The brothers celebrated again, only to watch the buck kick one last time and dislodge himself from the small tree. Johnny watched helplessly as the deer disappeared into the deep water. I immediately ran downstream about 125 yards to a wide spot with less current. After 15 minutes of frantic searching, the buck's tail bobbed up in front of me, he said.
The deer snagged on bottom about 20 yards out into the cold water. Both brothers attempted to work their way out to the buck but ended up turning back. They stood on the bank and tried to think of a way to retrieve the deer. After tying a safety harness to a rope Tommy retrieved from his truck, the hunters were able to toss it out and snag the buck. Slowly the hunters eased the buck to the bank, finally getting their hands on the massive deer.
I just feel really blessed to take a buck like this, but also to do it with my brother in the tree with me, Johnny said.
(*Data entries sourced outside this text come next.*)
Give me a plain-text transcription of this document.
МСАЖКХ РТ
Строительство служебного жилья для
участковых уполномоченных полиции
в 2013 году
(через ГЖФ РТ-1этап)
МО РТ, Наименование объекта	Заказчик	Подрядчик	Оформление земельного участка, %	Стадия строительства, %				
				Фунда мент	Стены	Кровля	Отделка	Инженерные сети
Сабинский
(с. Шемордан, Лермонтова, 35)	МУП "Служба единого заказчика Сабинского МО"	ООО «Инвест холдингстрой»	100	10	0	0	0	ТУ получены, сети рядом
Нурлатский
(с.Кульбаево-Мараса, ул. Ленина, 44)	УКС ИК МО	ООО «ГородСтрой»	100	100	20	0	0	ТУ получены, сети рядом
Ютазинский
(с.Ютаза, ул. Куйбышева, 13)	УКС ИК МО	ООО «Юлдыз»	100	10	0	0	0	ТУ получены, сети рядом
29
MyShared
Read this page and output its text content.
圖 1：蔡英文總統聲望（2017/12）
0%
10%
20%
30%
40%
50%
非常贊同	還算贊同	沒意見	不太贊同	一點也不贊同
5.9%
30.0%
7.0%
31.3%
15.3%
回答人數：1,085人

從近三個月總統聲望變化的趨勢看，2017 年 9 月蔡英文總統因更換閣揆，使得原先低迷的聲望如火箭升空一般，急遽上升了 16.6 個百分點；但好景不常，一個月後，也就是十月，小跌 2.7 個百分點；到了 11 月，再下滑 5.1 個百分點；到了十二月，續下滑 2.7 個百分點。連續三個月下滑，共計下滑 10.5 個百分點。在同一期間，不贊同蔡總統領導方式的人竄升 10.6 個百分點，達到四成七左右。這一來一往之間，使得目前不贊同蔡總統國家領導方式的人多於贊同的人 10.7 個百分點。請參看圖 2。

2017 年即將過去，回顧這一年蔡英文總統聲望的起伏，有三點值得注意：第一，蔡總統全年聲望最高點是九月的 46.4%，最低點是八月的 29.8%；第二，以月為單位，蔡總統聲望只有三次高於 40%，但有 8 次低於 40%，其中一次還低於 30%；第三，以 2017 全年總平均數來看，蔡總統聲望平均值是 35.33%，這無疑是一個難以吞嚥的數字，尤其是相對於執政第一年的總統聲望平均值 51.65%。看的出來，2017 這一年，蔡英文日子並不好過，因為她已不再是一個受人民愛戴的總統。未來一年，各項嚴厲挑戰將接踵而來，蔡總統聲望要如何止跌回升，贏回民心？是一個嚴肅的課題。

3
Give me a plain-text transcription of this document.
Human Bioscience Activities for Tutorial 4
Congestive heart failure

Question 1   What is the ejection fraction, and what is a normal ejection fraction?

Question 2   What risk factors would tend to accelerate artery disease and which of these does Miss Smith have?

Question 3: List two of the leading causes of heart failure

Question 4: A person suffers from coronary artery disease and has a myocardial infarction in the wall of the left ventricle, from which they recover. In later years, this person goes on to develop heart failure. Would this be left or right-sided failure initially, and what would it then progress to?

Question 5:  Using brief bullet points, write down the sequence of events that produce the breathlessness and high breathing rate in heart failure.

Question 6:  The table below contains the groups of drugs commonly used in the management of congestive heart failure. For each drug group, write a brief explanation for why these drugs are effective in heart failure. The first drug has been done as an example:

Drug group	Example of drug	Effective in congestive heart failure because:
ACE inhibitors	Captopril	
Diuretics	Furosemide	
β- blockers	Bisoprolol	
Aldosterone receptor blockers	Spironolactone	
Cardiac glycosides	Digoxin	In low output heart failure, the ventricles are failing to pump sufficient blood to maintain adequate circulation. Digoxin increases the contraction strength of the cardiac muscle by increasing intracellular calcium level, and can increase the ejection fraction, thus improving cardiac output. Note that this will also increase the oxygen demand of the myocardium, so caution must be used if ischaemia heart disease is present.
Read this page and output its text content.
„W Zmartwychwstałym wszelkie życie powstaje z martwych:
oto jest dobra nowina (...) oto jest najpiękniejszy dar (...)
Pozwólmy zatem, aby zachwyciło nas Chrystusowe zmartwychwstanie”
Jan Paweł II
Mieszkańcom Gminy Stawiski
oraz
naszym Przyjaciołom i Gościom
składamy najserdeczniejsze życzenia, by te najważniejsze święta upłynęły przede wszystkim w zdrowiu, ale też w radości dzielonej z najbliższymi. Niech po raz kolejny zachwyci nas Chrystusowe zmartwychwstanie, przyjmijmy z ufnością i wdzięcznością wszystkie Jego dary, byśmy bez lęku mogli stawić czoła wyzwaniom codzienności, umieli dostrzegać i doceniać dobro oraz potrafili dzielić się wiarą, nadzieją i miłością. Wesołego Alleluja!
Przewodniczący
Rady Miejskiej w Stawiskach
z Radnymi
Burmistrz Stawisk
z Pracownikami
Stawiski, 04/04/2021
We have been really lucky the last few years to get to hunt together and be there to enjoy each other's success.
The buck was massive. The typical 8-point frame dwarfed the frame on the big 16-point Johnny had killed just two years prior. With a green gross score of 186 4/8, and a net Boone and Crockett green score of 172 2/8, his buck will rank in the top 50 all-time whitetails killed in Ohio, according to the Pope and Young Club. Factor in all those inches of antler on a typical 8-point frame, and it's easy to see how the Ferrell buck will go down as one of the largest 8-points ever killed in the state.